Tag Archives: Photographs

Night life at Hauz Khas


One of the many pleasures of being at IIT Delhi over the last fortnight was its proximity to Hauz Khas “village”, with its many restaurants and sites to explore.  Originally, Hauz Khas was part of Siri, the second medieval city and fort of the Delhi Sultanate, dating mainly from the 14th century, and it was built alongside the royal water tank that gave it its name, Hauz meaning “water tank” and Khas meaning “royal”. Many buildings were constructed here by Firuz Shah, including a madrasa, a mosque, his own tomb, and domed pavilions, most of which were built soon after he became ruler in 1351.  After years of decay, the area was redeveloped in the 1980s, and efforts have been made to restore the lake and its surrounding deer park as a tourist attraction and commercial area.

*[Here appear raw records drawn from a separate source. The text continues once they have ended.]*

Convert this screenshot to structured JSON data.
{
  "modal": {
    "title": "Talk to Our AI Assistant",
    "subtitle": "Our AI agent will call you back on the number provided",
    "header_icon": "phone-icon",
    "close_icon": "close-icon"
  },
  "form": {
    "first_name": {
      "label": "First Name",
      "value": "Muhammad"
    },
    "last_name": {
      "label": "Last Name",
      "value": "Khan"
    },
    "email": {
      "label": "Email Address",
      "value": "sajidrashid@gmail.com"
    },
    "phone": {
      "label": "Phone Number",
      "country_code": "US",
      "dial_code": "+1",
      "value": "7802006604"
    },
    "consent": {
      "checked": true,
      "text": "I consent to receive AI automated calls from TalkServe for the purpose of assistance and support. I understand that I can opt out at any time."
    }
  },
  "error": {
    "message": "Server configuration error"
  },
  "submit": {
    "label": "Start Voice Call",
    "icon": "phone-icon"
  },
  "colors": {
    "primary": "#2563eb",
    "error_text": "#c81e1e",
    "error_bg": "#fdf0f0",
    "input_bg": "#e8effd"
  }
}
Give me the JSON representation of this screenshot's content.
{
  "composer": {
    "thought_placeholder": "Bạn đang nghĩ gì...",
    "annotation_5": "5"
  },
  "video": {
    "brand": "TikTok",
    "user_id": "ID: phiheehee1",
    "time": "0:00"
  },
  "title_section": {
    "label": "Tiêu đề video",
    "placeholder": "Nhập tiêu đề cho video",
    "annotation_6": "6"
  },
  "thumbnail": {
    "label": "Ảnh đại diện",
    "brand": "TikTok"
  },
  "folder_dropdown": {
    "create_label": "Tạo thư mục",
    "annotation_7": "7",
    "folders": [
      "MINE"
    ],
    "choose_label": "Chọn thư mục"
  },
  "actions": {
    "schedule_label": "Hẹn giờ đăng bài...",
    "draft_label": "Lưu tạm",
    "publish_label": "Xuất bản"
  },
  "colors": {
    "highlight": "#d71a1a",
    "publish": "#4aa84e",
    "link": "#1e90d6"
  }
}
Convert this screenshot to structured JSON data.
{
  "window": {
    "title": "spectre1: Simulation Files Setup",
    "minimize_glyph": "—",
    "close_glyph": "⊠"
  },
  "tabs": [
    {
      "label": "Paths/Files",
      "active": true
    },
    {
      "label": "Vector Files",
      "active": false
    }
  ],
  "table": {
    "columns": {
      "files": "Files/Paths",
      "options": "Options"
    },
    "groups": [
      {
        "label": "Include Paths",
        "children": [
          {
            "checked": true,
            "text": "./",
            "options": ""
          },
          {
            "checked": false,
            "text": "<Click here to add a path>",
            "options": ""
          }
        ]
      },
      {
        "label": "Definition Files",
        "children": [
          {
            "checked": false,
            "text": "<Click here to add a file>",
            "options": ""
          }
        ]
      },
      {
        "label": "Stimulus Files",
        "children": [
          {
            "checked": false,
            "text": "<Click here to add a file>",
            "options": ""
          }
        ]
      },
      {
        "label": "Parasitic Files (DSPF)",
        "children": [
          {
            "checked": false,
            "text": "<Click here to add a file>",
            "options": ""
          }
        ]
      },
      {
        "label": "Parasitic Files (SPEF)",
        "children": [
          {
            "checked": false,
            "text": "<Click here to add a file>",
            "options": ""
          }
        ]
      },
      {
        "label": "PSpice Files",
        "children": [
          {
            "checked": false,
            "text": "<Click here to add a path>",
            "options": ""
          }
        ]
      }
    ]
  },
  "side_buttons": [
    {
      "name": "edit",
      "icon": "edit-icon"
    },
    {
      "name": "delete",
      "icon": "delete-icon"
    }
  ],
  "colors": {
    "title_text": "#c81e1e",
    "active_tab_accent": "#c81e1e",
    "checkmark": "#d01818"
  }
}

Hauz Khas has developed rapidly over the last decade, and is now a popular area for eating and boutique shops. After long days of meetings and teaching at IIT Delhi, it was good to be able to relax and sample the restaurants.  One evening in the pouring monsoon rain we ate delicious south Indian food at Naivedyam (dosas, oothappam and idli), and on another it was good to catch up with Commonwealth Scholarship alumni at Rang de Basanti Urban Dhaba (for a wide range of traditional food typical of the roadside dhabas of India).  My last night in Delhi on this trip was to the very different night-club atmosphere of Hauz Khas Social, where I felt the oldest person there by far!  However, the food and drink were  good, and it was nice to relax with a view out towards the lake (although the loudness of the music did make conversation difficult!).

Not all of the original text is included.